Это страшно, поэтому солдаты и боятся плена. Настолько боятся, что порой, оказавшись отрезанными от своих в одиноком окопе и будучи ранеными, понимая, что могут обессилеть и попасть в плен, подрывают себя гранатами, даже когда противник еще далеко и есть шанс выбраться, спрятаться и добраться до своих. Дергаешь кольцо из гранаты, прижимаешь к щеке гладкое яйцо эргэдэшки, чтобы наверняка убило, отпускаешь предохранительный рычаг – и умираешь. Зачастую погибнуть проще, чем пережить пытки плена.
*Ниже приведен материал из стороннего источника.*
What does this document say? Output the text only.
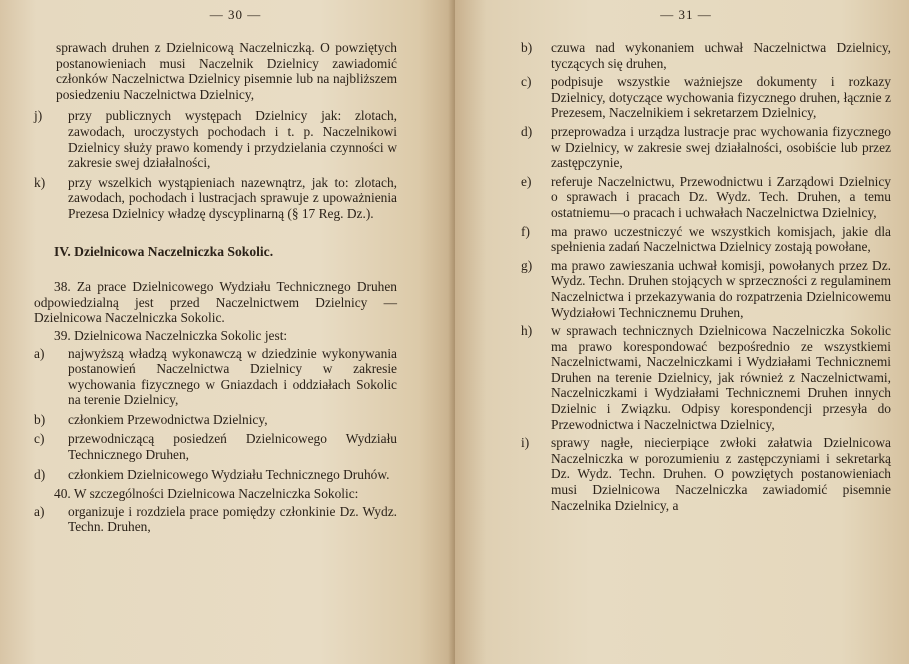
— 30 —

sprawach druhen z Dzielnicową Naczelniczką. O powziętych postanowieniach musi Naczelnik Dzielnicy zawiadomić członków Naczelnictwa Dzielnicy pisemnie lub na najbliższem posiedzeniu Naczelnictwa Dzielnicy,

j)	przy publicznych występach Dzielnicy jak: zlotach, zawodach, uroczystych pochodach i t. p. Naczelnikowi Dzielnicy służy prawo komendy i przydzielania czynności w zakresie swej działalności,
k)	przy wszelkich wystąpieniach nazewnątrz, jak to: zlotach, zawodach, pochodach i lustracjach sprawuje z upoważnienia Prezesa Dzielnicy władzę dyscyplinarną (§ 17 Reg. Dz.).
IV. Dzielnicowa Naczelniczka Sokolic.

38. Za prace Dzielnicowego Wydziału Technicznego Druhen odpowiedzialną jest przed Naczelnictwem Dzielnicy — Dzielnicowa Naczelniczka Sokolic.

39. Dzielnicowa Naczelniczka Sokolic jest:

a)	najwyższą władzą wykonawczą w dziedzinie wykonywania postanowień Naczelnictwa Dzielnicy w zakresie wychowania fizycznego w Gniazdach i oddziałach Sokolic na terenie Dzielnicy,
b)	członkiem Przewodnictwa Dzielnicy,
c)	przewodniczącą posiedzeń Dzielnicowego Wydziału Technicznego Druhen,
d)	członkiem Dzielnicowego Wydziału Technicznego Druhów.

40. W szczególności Dzielnicowa Naczelniczka Sokolic:

a)	organizuje i rozdziela prace pomiędzy członkinie Dz. Wydz. Techn. Druhen,
— 31 —
b)	czuwa nad wykonaniem uchwał Naczelnictwa Dzielnicy, tyczących się druhen,
c)	podpisuje wszystkie ważniejsze dokumenty i rozkazy Dzielnicy, dotyczące wychowania fizycznego druhen, łącznie z Prezesem, Naczelnikiem i sekretarzem Dzielnicy,
d)	przeprowadza i urządza lustracje prac wychowania fizycznego w Dzielnicy, w zakresie swej działalności, osobiście lub przez zastępczynie,
e)	referuje Naczelnictwu, Przewodnictwu i Zarządowi Dzielnicy o sprawach i pracach Dz. Wydz. Tech. Druhen, a temu ostatniemu—o pracach i uchwałach Naczelnictwa Dzielnicy,
f)	ma prawo uczestniczyć we wszystkich komisjach, jakie dla spełnienia zadań Naczelnictwa Dzielnicy zostają powołane,
g)	ma prawo zawieszania uchwał komisji, powołanych przez Dz. Wydz. Techn. Druhen stojących w sprzeczności z regulaminem Naczelnictwa i przekazywania do rozpatrzenia Dzielnicowemu Wydziałowi Technicznemu Druhen,
h)	w sprawach technicznych Dzielnicowa Naczelniczka Sokolic ma prawo korespondować bezpośrednio ze wszystkiemi Naczelnictwami, Naczelniczkami i Wydziałami Technicznemi Druhen na terenie Dzielnicy, jak również z Naczelnictwami, Naczelniczkami i Wydziałami Technicznemi Druhen innych Dzielnic i Związku. Odpisy korespondencji przesyła do Przewodnictwa i Naczelnictwa Dzielnicy,
i)	sprawy nagłe, niecierpiące zwłoki załatwia Dzielnicowa Naczelniczka w porozumieniu z zastępczyniami i sekretarką Dz. Wydz. Techn. Druhen. O powziętych postanowieniach musi Dzielnicowa Naczelniczka zawiadomić pisemnie Naczelnika Dzielnicy, a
Увечья. Умереть на войне можно легко и быстро: пуля прилетела – и тебя нет. А бывают ситуации, когда, оставшись в живых, ты получаешь тяжелые ранения, которые ведут к серьезной инвалидности. Когда мимо тебя проносят раненых с оторванными конечностями, ты всегда думаешь, что, не дай бог, и тебе что-то вот так размолотит и отчекрыжит! Спаси и сохрани! А если тебе приходится самому тащить раненого, ты его, как можешь, успокаиваешь: «Братан! Ноги – херня, главное – член с яйцами на месте! Сейчас такие протезы делают, что как настоящие ноги: бегаешь, прыгаешь на них. Так что не бзди, жив остался, и ладно!» Вот только раненый смотрит на тебя, кусает губы от боли и сквозь зубы материт: тоже мне нашелся успокоитель, сам-то вон на своих ногах идешь. Конечно, легко умничать, когда у самого все конечности целы.